Сидя на своём месте, я наблюдала, как в классе постепенно воцарилась творческая суета. Каждый погрузился в работу, кто-то задумчиво подбирал цвета, кто-то обсуждал детали с соседями. Я улыбнулась себе – впервые за долгое время почувствовала спокойствие.
Не выдержав, я тоже взяла лист и карандаш. Вдохнув глубже, позволила руке свободно вести линии, словно сама не решала, что будет на бумаге. Медленно, точно, я начала чертить контуры розы – нежной, живой. Затем, как будто в ответ на что-то внутри, накинула вокруг неё замысловатую мандалу – сложный узор, который словно охранял цветок, придавал ему особую силу.
В тот момент я почувствовала, как будто оживаю сама – каждая линия наполнялась смыслом, каждое движение напоминало дыхание. Мир вокруг будто отступил, остался только я и бумага.
И именно тогда я не услышала, как кто-то подошёл ко мне сзади.
– Очень красиво, Белла, – его голос прозвучал почти шепотом, будто тайным заклинанием, и я почувствовала, как рассудок начинает плавно таять. Всё в нём – от взгляда до легкой улыбки – словно магнитом тянуло меня, не давая отвести взгляд. В нём было что-то особенное, что я не могла найти ни в ком другом.
Я подняла глаза, и они встретились с тем самым зелёным оттенком, как утренний лес после дождя – глубоким, живым и немного загадочным. Его улыбка пленила и словно приковала меня к месту.
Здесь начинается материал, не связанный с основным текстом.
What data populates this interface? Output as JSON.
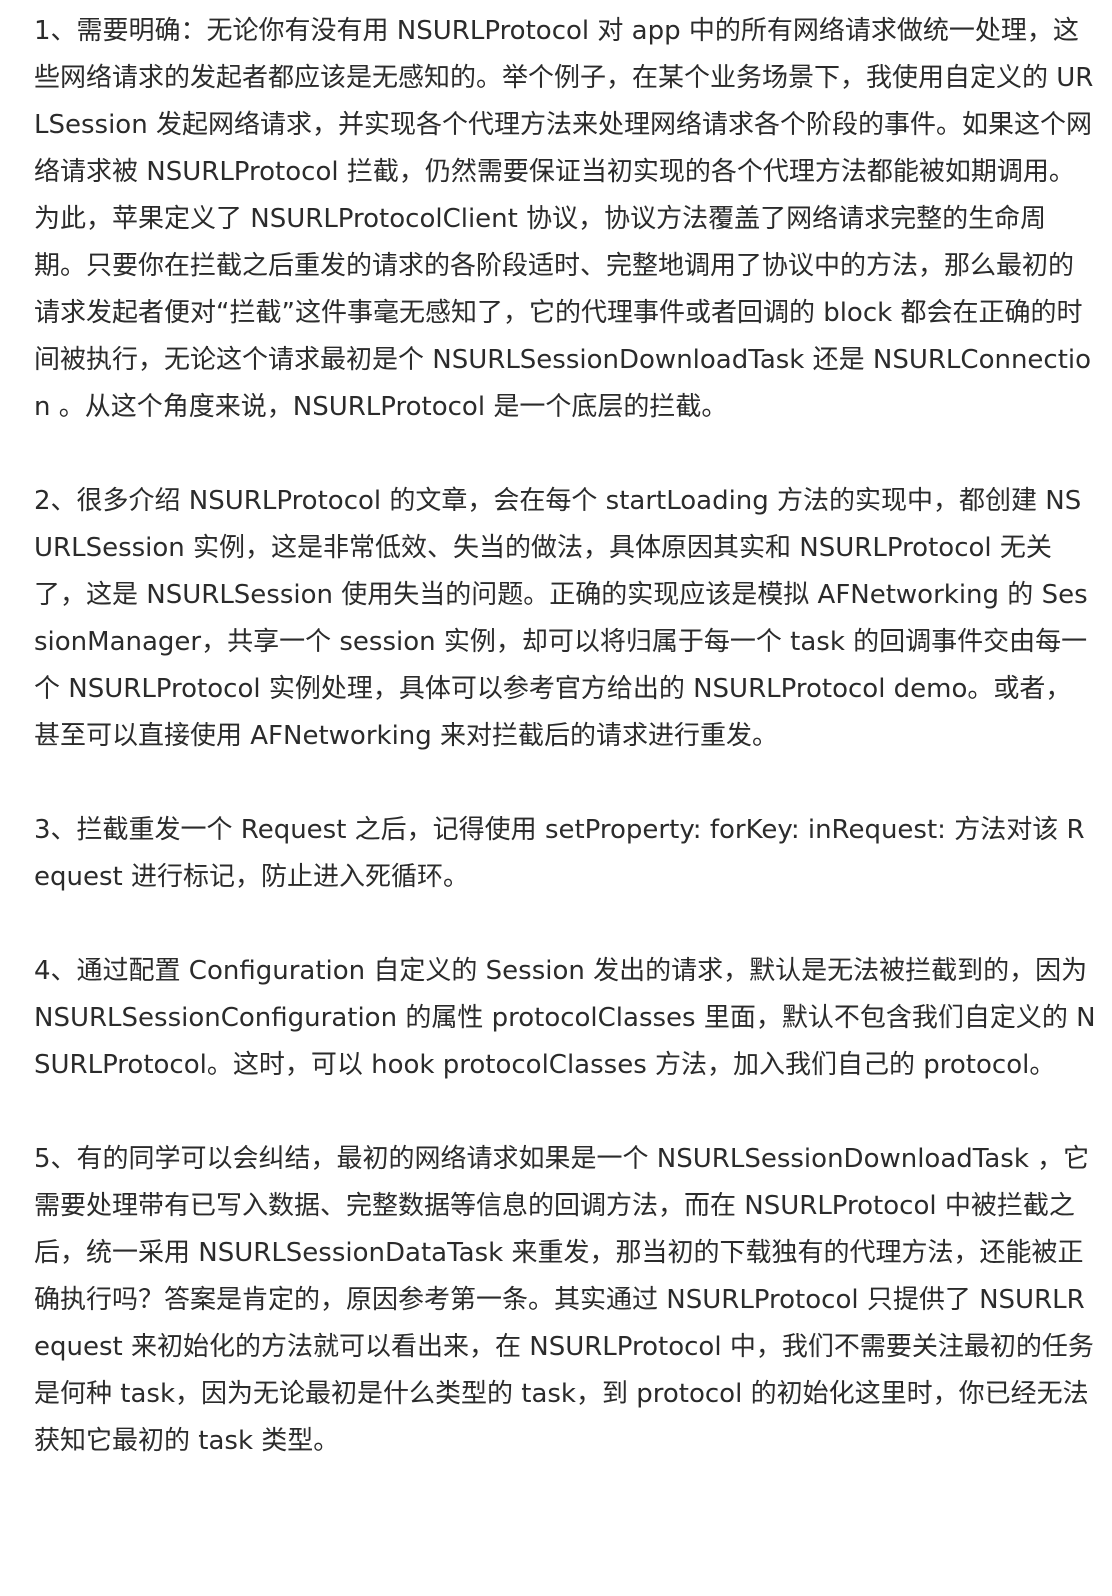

– А я вот закончил, – тихо сказал он, протягивая мне рисунок. – Стиль фотореализм.
Я взяла листок и внимательно рассмотрела. Он изобразил себя – настолько точно, что казалось, будто Николас не просто рисовал, а проживал каждую черту, каждую тень на портрете. Линии были плавными, едва заметно надавливающими на карандаш, тени ложились мягко и аккуратно, будто его рисовал опытный художник с многолетним стажем.
– Неплохо, – улыбнулась я. – Скажи честно, ты специально учился рисовать или у тебя от природы талант?
Он пожал плечами, слегка смутившись:
– Скорее талант. Моя мама очень хорошо рисовала портреты… Наверное, это от неё.
Но в его голосе прозвучала грусть, будто тяжёлое воспоминание задело струны души. Я неплохо разбиралась в людях, и могла видеть боль издалека, словно она была невидимым шрамом на сердце.
– Николас… – я задумалась, выбирая слова. – Если хочешь, можем как-нибудь вместе позаниматься рисованием. Я вижу, что это тебе нравится, и очень жаль, если такой талант останется без развития. У тебя большое будущее.